Seorang Deputi KPK Dinyatakan Tak Lolos TWK, Pernah Kontrol Pelanggaran Etik Firli Bahuri

Uncategorized

JAKARTA, KOMPAS. com – Direktur Pembinaan Jaringan Kerja Antar-Komisi dan Institusi (PJKAKI) Komisi Pemberantasan Manipulasi (KPK) Sujanarko mengungkap, Deputi Koordinasi Supervisi Herry Muryanto masuk dalam daftar 75 pegawai KPK yang dinyatakan tidak memenuhi syarat Tes Paham Kebangsaan (TWK).

Ia menerangkan, saat menjabat sebagai Direktur Pengawasan Internal KPK, Herry ikut menilik Firli yang saat tersebut merupakan Deputi Penindakan KPK dan terjerat pelanggaran pandangan hidup.

“Sebelum jadi pimpinan KPK, waktu siap deputi kan gonjang-ganjingnya (Firli) banyak. Bahkan di privat juga sudah pernah dilakukan pemeriksaan terhadap Firli, ” kata Sujaranko dalam acara Youtube Haris Azhar berjudul “Ekslusif!! Pegawai Senior Mengajak Pimpinan KPK”, Selasa (11/5/2021).

Mengaji juga: Kisah Tata, Pegawai KPK, Seorang Gusdurian yang Dinyatakan Tak Lolos TWK

Kompas. com telah mendapatkan izin dari Haris Azhar untuk mengutip pernyataan di tayangan Youtube tersebut.

Sujanarko mengatakan, Firli diperiksa karena tersandung beberapa kasus. Namun, Sujanarko enggan menjelaskan terkait kasus apa Firli diperiksa.
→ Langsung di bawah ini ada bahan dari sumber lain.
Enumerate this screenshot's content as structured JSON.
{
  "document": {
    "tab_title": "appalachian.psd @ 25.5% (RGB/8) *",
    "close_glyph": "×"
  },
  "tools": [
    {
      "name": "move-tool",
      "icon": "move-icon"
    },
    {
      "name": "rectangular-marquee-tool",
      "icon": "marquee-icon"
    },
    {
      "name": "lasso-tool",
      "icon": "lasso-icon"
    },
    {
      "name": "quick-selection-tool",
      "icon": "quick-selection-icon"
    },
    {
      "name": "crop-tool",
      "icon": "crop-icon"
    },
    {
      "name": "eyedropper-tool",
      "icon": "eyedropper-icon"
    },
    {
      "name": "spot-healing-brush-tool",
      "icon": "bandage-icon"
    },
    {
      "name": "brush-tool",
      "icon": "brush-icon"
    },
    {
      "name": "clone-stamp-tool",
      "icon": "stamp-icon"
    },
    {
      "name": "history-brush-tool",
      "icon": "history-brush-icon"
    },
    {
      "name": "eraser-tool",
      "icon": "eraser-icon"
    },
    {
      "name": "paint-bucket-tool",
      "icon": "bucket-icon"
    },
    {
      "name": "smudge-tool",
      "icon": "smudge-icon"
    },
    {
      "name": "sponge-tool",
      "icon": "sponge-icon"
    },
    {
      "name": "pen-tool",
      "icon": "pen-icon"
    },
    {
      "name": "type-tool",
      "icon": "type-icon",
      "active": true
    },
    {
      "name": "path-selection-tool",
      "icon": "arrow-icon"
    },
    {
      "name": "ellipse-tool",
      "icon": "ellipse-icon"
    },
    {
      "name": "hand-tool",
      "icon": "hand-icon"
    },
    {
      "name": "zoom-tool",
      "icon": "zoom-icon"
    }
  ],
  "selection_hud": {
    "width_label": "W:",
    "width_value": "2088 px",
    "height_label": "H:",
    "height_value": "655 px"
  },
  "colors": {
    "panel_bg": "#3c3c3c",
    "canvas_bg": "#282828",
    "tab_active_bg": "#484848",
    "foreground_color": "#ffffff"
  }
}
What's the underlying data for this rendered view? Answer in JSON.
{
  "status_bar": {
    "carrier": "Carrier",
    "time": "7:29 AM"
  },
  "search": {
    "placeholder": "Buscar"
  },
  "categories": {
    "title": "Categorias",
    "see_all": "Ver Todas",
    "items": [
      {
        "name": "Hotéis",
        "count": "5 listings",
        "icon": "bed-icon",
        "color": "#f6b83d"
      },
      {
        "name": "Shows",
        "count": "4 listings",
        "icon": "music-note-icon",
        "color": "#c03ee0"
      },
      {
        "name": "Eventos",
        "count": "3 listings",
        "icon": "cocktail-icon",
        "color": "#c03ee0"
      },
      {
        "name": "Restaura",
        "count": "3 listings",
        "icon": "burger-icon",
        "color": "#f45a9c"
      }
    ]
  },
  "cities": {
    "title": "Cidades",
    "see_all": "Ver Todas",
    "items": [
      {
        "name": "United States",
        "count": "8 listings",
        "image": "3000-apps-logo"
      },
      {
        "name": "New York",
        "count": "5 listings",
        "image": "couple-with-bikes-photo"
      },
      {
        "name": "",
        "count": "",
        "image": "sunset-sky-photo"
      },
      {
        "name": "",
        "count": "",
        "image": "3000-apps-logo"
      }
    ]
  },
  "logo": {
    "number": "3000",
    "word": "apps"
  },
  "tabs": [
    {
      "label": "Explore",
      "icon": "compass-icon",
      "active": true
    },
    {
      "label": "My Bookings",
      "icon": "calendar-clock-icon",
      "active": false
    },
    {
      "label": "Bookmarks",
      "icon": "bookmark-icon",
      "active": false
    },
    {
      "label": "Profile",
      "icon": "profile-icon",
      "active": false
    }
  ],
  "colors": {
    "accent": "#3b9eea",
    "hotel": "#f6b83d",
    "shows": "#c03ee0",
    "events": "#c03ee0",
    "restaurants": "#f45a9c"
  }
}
“Tapi intinya gini, dengan dulu memeriksa, Direktur PI (Pengawasan Internal)-nya, namanya Herry Muryanto. Itu sekarang telah menjadi Deputi, dan tersebut masuk ke 75 karakter, ” ujarnya.

Lebih lanjut, tempat menilai bahwa 75 pegawai KPK yang tak lolos, termasuk dirinya memang padahal menangani sejumlah kasus luhur.

Kemudian, Sujanarko juga menyebut bahwa 75 pegawai itu pernah mempunyai konflik terkait dengan idealisme KPK.

“Saya pribadi memandang itu ada benarnya. Jadi memang kenyataannya, 75 orang itu beberapa orang yang sedang menangani kejadian besar. Kedua, terkonfirmasi sungguh orang-orang yang masuk bagian 75 itu yang pernah berkonflik, terutama terkait dengan idealisme KPK, ” jelasnya.

Menangkap juga: Kritik Pertanyaan TWK Pegawai KPK Seputar Petunjuk, PKS: Cacat Moral dan Potensi Pelanggaran HAM

Terkait pelanggaran etik, KPK memang sudah menyatakan mantan Deputi Penindakan KPK Irjen Firli Bahuri melakukan pelanggaran etik mengandung.